Xayaburi Dam is located along the Mekong basin and reflects the balance between the stream self-cleaning potential and human pressure on the riparian zone. The issues that will arise with Xayaburi dam were; the disruption of fish spawning routes, the blocking sediment flow and the allowance of the incursion of saline water upstream. The dam could also affect the communities downstream and the people working along the Mekong such as fishmen.
The Dam will impact; flow dynamics, water quality, nutrients, sediment, habitat fragmentation and aquatic biodiversity. Due to these environmental impacts the EIA stated, ‘It is recommended to identify and describe the physical characteristics of these habitats for future habitat recovery before impoundment.' Due to these discovered impacts a few management strategies have been established to decrease the impact that the dam will have on the ecosystem. The main and most influential strategies include; a fish pass, built with 2 fish ladders both 3m deep x 10m wide, one 600m long, other 800m long, which would allow for migration and any necessary aquatic movement and the water being kept largely flowing so the daily flow regime is not affected.
Warragamba dam is located south of the Blue Mountains and about 65 kilometres west of Sydney. The Australian Government maintains the water quality, according to Australian Drinking guidelines, through a systematic and standardised approach.

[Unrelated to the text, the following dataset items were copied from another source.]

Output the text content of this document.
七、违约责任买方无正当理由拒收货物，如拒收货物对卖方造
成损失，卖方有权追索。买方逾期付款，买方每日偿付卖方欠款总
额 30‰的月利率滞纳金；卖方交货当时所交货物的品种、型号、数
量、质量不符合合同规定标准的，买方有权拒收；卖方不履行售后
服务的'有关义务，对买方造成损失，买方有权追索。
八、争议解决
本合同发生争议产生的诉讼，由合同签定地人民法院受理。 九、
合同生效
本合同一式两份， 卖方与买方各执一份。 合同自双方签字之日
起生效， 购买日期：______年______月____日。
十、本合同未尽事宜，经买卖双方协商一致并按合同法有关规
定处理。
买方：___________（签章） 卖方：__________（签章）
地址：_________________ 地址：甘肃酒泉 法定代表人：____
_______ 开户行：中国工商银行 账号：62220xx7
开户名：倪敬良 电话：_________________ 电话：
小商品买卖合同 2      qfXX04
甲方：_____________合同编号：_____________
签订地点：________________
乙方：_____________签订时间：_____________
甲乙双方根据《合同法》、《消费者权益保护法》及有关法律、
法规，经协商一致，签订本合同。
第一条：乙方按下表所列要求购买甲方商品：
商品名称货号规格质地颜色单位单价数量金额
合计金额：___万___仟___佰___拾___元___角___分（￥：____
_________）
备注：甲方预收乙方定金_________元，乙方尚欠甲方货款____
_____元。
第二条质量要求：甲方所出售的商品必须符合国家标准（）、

The Australian Government is also required to Implement programs to reduce risks and issues relating to water quality. The main ecological issues that affect the dam include; Livestock and grazing, fertilizers and Mining and Quarries. These issues are each combated using specific and effective strategies such as community education, monitoring-water testing, Financial assistance and Planning and regulations. However, because the dam supplies water to 80% of Sydney, it is essential to maintain the water quality so it does not have negative effect on someone's health. WaterNSW protects the health of the catchments to ensure reliable, quality drinking water is available for the 4.5 million people of Sydney and the Illawarra, Blue Mountains, Southern Highlands, Goulburn and Shoalhaven regions. A multi-barrier approach incorporating; the catchment, reservoirs, delivery, treatment, tap is taken to guarantee safe, drinkable water.
Xayaburi dam construction started in 2012 and will be finished in 2020.

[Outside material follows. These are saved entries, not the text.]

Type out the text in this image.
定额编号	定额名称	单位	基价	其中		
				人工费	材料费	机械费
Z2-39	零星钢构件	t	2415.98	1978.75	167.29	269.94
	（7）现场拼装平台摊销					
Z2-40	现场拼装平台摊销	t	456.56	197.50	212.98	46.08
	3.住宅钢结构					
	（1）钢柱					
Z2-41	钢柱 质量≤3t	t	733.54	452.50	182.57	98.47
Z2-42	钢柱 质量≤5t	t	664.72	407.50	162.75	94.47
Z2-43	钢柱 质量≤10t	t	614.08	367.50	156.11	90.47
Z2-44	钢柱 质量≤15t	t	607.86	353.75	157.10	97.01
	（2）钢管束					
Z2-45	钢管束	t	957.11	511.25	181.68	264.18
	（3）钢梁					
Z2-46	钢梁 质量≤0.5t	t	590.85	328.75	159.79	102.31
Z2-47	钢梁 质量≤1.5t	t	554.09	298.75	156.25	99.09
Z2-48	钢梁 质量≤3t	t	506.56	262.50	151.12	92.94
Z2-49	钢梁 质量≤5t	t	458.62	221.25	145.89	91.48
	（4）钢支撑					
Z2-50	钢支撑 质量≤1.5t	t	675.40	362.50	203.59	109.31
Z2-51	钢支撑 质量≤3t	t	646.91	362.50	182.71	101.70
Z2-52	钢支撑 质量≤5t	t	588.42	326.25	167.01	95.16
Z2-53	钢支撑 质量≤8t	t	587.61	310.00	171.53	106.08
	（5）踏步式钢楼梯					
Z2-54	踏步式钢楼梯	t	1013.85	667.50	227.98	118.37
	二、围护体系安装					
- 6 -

Xayaburi dam cost $3.8 Billion for full construction and is owned by a private power company called Xayaburi Power Company.

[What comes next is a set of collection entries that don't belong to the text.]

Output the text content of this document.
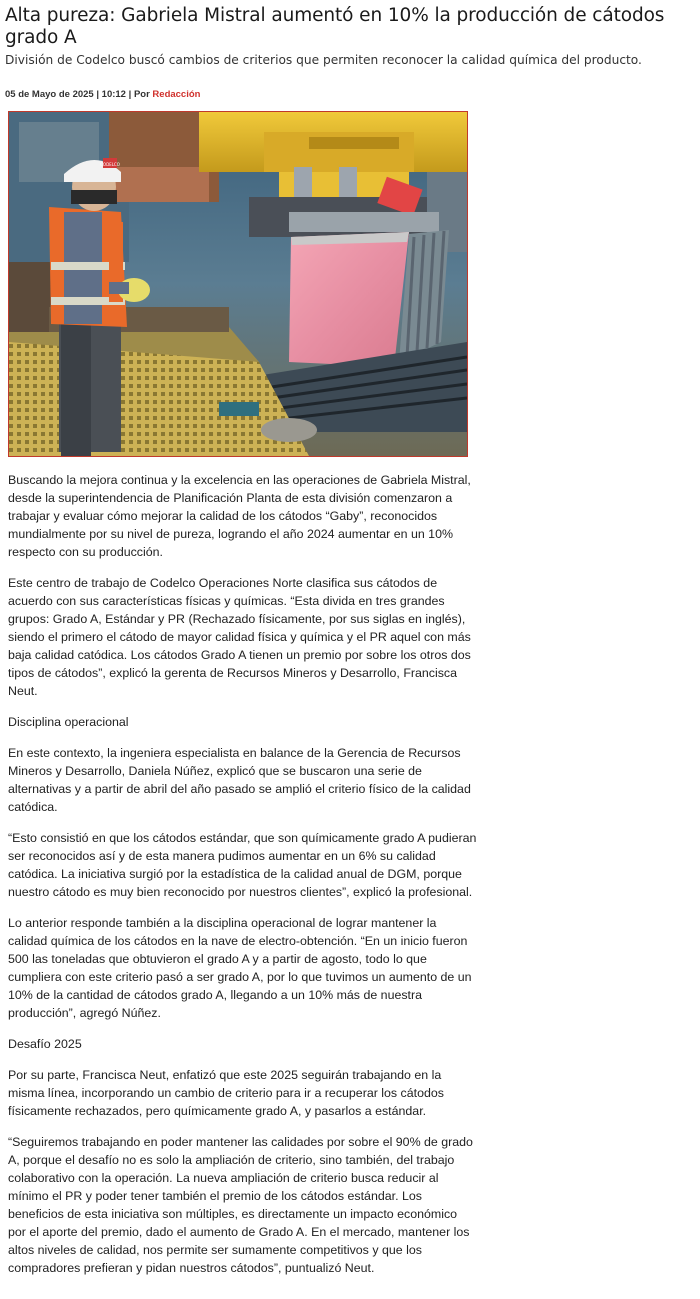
Alta pureza: Gabriela Mistral aumentó en 10% la producción de cátodos grado A

División de Codelco buscó cambios de criterios que permiten reconocer la calidad química del producto.

05 de Mayo de 2025 | 10:12 | Por Redacción
CODELCO

Buscando la mejora continua y la excelencia en las operaciones de Gabriela Mistral, desde la superintendencia de Planificación Planta de esta división comenzaron a trabajar y evaluar cómo mejorar la calidad de los cátodos “Gaby”, reconocidos mundialmente por su nivel de pureza, logrando el año 2024 aumentar en un 10% respecto con su producción.

Este centro de trabajo de Codelco Operaciones Norte clasifica sus cátodos de acuerdo con sus características físicas y químicas. “Esta divida en tres grandes grupos: Grado A, Estándar y PR (Rechazado físicamente, por sus siglas en inglés), siendo el primero el cátodo de mayor calidad física y química y el PR aquel con más baja calidad catódica. Los cátodos Grado A tienen un premio por sobre los otros dos tipos de cátodos”, explicó la gerenta de Recursos Mineros y Desarrollo, Francisca Neut.

Disciplina operacional

En este contexto, la ingeniera especialista en balance de la Gerencia de Recursos Mineros y Desarrollo, Daniela Núñez, explicó que se buscaron una serie de alternativas y a partir de abril del año pasado se amplió el criterio físico de la calidad catódica.

“Esto consistió en que los cátodos estándar, que son químicamente grado A pudieran ser reconocidos así y de esta manera pudimos aumentar en un 6% su calidad catódica. La iniciativa surgió por la estadística de la calidad anual de DGM, porque nuestro cátodo es muy bien reconocido por nuestros clientes”, explicó la profesional.

Lo anterior responde también a la disciplina operacional de lograr mantener la calidad química de los cátodos en la nave de electro-obtención. “En un inicio fueron 500 las toneladas que obtuvieron el grado A y a partir de agosto, todo lo que cumpliera con este criterio pasó a ser grado A, por lo que tuvimos un aumento de un 10% de la cantidad de cátodos grado A, llegando a un 10% más de nuestra producción”, agregó Núñez.

Desafío 2025

Por su parte, Francisca Neut, enfatizó que este 2025 seguirán trabajando en la misma línea, incorporando un cambio de criterio para ir a recuperar los cátodos físicamente rechazados, pero químicamente grado A, y pasarlos a estándar.

“Seguiremos trabajando en poder mantener las calidades por sobre el 90% de grado A, porque el desafío no es solo la ampliación de criterio, sino también, del trabajo colaborativo con la operación. La nueva ampliación de criterio busca reducir al mínimo el PR y poder tener también el premio de los cátodos estándar. Los beneficios de esta iniciativa son múltiples, es directamente un impacto económico por el aporte del premio, dado el aumento de Grado A. En el mercado, mantener los altos niveles de calidad, nos permite ser sumamente competitivos y que los compradores prefieran y pidan nuestros cátodos”, puntualizó Neut.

The dam's construction will ultimately cause around 2,100 people to be resettled, and more than 202,000 people living in the dam's area will experience impacts due to the loss of agricultural land and riverbank gardens.
Warragamba dam took 12 years and 1,800 workers to build the dam, which opened in 1960.
It took $1 billion to raise the dam to a safe height.
The concrete used was mixed on site using 305,000 tonnes of cement and 2.5 million tonnes of sand and gravel. The sand and gravel was transported from McCann's Island in the Nepean River via an aerial ropeway.